Dans la pédagogie du prophète, il y a bien sûr le double tranchant (V.28, S.34), et dans ce registre, Imam Khuzaify cite quelques inconvénients de la désertion de la parenté. Par exemple, les œuvres des croyants sont exposés tous les Lundis et Jeudis au prophète pour intercession auprès d’Allah en faveur de sa communauté, mais parmi ceux qui ne bénéficieront pas de ce privilège, il y a les pratiquants ou adeptes de sorcellerie et de magie, les déserteurs de la parenté et les jouisseurs de substances enivrantes. Allah d’ailleurs avertit (V.22, S.47) de la gravité de tels actes qui concourent à la détérioration des piliers de la terre (environnement) et de celles de la parenté. Il n y a pas plus grave pêchés que l’ostentation et la désertion de la parenté (Hadith) ajouta-t-il. Car en fait, ces vertus enseignées par les religions et conformes à la nature humaine au plus primaire de son expression ne peuvent être entravées que par un cœur malade. Ce qui fait rappeler au jeune Imam de Genève la vertu de l’humilité et de la présomption positive. Car dira-t-il ceux qui prétendent ne faire du mal à personne pour justifier une attitude renfrognée ignorent que le meilleur des croyants après le Prophète Seydina Abu Bakr lui-même a été corrigé par Allah (V.22, S.24) sur un tel comportement et il s’est exécuté de la meilleure des manières. Ayons l’humilité de demander pardon, et la générosité de pardonner au sein et de dehors de la parenté, pour espérer le pardon encore meilleur d’Allah.

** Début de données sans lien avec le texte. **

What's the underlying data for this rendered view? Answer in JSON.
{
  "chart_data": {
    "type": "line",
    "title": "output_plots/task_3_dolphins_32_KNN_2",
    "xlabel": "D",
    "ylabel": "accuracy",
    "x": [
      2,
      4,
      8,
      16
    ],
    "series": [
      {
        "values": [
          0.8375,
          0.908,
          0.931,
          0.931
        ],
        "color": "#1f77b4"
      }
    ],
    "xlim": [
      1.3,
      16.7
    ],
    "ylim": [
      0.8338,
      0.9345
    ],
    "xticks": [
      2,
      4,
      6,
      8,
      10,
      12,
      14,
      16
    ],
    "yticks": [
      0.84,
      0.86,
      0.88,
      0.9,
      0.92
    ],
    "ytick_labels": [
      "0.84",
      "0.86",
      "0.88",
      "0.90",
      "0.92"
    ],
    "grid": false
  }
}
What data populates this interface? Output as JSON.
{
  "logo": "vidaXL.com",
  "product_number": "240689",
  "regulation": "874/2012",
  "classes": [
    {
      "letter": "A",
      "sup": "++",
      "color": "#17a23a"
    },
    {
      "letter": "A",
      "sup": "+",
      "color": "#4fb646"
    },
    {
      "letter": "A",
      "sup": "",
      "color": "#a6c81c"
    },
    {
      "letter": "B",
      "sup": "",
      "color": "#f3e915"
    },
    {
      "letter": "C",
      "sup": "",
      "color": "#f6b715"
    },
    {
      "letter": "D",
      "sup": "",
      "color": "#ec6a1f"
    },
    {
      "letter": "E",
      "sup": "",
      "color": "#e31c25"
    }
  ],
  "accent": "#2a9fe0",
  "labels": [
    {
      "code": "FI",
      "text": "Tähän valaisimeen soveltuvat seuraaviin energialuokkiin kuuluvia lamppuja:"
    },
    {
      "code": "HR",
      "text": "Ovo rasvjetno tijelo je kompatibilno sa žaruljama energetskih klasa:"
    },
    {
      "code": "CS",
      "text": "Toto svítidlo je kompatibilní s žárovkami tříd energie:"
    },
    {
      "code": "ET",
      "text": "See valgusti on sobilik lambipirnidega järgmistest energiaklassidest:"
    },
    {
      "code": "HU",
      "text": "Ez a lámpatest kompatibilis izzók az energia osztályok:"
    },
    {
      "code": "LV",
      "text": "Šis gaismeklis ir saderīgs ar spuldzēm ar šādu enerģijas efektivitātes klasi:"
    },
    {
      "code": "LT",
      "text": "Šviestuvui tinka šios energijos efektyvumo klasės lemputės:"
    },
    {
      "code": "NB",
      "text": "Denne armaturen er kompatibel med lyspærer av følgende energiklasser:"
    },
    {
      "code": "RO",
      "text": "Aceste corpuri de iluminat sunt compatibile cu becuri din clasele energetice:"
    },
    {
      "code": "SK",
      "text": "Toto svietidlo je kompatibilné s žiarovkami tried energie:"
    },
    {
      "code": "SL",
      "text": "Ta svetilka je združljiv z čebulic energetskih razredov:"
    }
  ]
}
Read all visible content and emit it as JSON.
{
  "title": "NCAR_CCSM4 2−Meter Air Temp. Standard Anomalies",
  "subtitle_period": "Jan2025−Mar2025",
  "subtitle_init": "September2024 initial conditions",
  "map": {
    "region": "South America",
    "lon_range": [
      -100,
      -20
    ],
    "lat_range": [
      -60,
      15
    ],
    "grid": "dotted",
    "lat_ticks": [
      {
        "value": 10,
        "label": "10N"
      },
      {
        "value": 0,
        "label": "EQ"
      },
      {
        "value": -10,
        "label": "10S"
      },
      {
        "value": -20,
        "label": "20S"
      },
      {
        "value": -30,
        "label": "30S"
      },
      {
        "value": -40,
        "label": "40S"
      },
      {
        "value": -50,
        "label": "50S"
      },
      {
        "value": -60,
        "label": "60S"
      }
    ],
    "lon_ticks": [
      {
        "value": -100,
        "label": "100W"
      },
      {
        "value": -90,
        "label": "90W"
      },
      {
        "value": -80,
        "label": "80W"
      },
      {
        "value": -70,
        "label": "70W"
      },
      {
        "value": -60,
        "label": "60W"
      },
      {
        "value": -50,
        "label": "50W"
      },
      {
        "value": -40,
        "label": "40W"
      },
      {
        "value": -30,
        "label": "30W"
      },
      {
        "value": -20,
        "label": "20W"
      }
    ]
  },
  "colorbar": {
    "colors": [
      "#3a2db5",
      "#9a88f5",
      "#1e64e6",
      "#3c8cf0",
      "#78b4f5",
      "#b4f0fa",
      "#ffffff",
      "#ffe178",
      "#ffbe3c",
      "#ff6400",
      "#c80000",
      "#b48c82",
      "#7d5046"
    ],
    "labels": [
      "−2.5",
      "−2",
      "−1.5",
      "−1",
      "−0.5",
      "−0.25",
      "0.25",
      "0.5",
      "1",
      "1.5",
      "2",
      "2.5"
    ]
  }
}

Sa’d Ibn Aby Waqqàs, ajouta-t-il, a été informé de son vivant de son rang honorable d’habitant du Paradis, parce qu’il n’allait jamais au lit le soir sans vérifier qu’il ne garde dans son cœur aucune rancœur vis-à-vis de qui que ce soit et qu’il n’enviait jamais quiconque de ce qu’Allah lui aurait donné comme faveur. Et Allah lui-même de s’interroger – Vont-ils envier les gens de ce que je leur ai gratifié de faveurs (V.54, S.4) et de citer l’exemple de la lignée du Prophète Ibrahim qui ont hérité non de biens matériels, mais de Science et de Sagesse (les seules richesses en fait) et aussi de souveraineté, qui lorsqu’elle repose entre les mains de vertueux ne peut qu’embarquer la communauté vers son bonheur.

Soignons notre cœur – et c’est aussi simple que de faire passer sa main droite sur son ventricule gauche (allez-y !) et d’évacuer tout ce qui y serait logé - comme rancœur, envie, méchanceté, perfidie, triche - de manière à nous éclairer sur la bonne attitude - la culture de la parenté, et nous éviter la mauvaise – sa désertion – toute chose qui demande un cœur pur, un esprit positif, une attitude de bien en toute circonstance et une projection dans un futur de paix, de communion fervente, de sérénité, un paradis terrestre en un mot qui ne tient finalement qu’à deux choses selon le Qur’ân (V.47, S.15) – (i) un cœur débarrassé de toute corruption au propre et au figuré et (ii) une fraternité agissante et réelle illustrée jusque- dans le vis-à-vis des assises.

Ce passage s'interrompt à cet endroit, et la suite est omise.